5.3B Phosphorus efflux following colonisation with AMF

One of the interesting, unexpected, findings in Chapter 3 was great elevation in

rhizosphere Colwell P in colonised K. prostrata and C. australasicum following a P

pulse.

There are several studies that show P efflux when plants are supplied with high

concentrations of P (Elliott et al. 1984; McPharlin and Bieleski 1989; Schjørring and

Jensen 1984).
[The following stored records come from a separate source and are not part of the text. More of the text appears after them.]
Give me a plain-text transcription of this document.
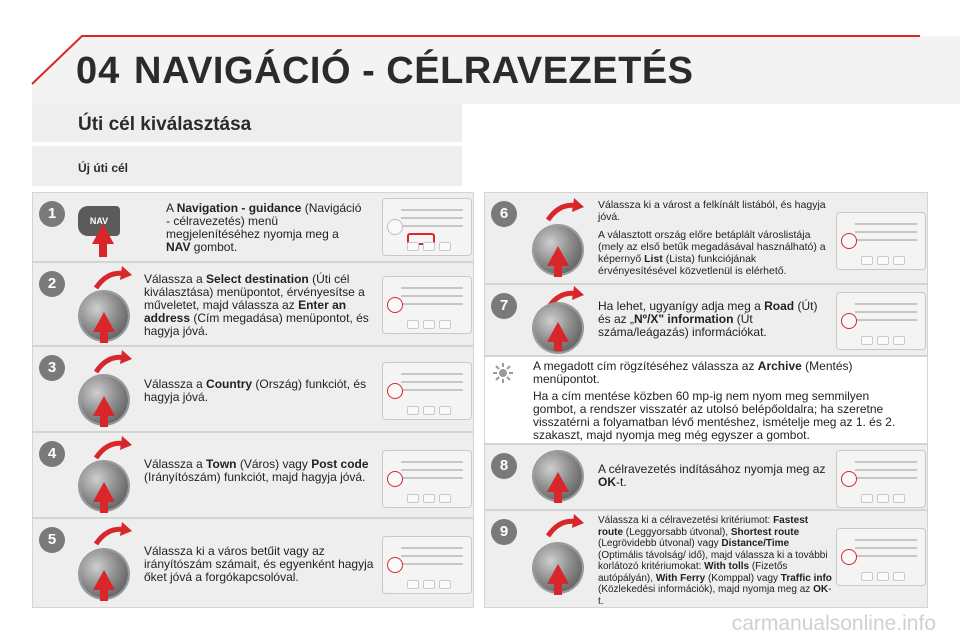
04 NAVIGÁCIÓ - CÉLRAVEZETÉS
Úti cél kiválasztása
Új úti cél
1	NAV
A Navigation - guidance (Navigáció - célravezetés) menü megjelenítéséhez nyomja meg a NAV gombot.
2	Válassza a Select destination (Úti cél kiválasztása) menüpontot, érvényesítse a műveletet, majd válassza az Enter an address (Cím megadása) menüpontot, és hagyja jóvá.
3
Válassza a Country (Ország) funkciót, és hagyja jóvá.
4
Válassza a Town (Város) vagy Post code (Irányítószám) funkciót, majd hagyja jóvá.
5
Válassza ki a város betűit vagy az irányítószám számait, és egyenként hagyja őket jóvá a forgókapcsolóval.
6	Válassza ki a várost a felkínált listából, és hagyja jóvá.
A választott ország előre betáplált városlistája (mely az első betűk megadásával használható) a képernyő List (Lista) funkciójának érvényesítésével közvetlenül is elérhető.
7	Ha lehet, ugyanígy adja meg a Road (Út) és az „Nº/X" information (Út száma/leágazás) információkat.
A megadott cím rögzítéséhez válassza az Archive (Mentés) menüpontot.
Ha a cím mentése közben 60 mp-ig nem nyom meg semmilyen gombot, a rendszer visszatér az utolsó belépőoldalra; ha szeretne visszatérni a folyamatban lévő mentéshez, ismételje meg az 1. és 2. szakaszt, majd nyomja meg még egyszer a gombot.
8	A célravezetés indításához nyomja meg az OK-t.
9
Válassza ki a célravezetési kritériumot: Fastest route (Leggyorsabb útvonal), Shortest route (Legrövidebb útvonal) vagy Distance/Time (Optimális távolság/ idő), majd válassza ki a további korlátozó kritériumokat: With tolls (Fizetős autópályán), With Ferry (Komppal) vagy Traffic info (Közlekedési információk), majd nyomja meg az OK-t.
carmanualsonline.info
For instance, in an experiment by Cogliatti and Santa Maria (1990), P

efflux was increased when wheat (Triticum aestivum cv. Klein Atalaysa) was grown at

higher P concentrations.

Elevation of rhizosphere Colwell P following a P pulse in colonised plants might be due

to one or both of the following: 1) P efflux from the roots of colonised plants, since they

acquire more P (through mycorrhizal hyphae) than they need for growth and transport to

the shoot; and 2) P efflux from the mycorrhizal hyphae (which has been reported by

Ryan et al. (2003) and Solaiman and Saito (2001).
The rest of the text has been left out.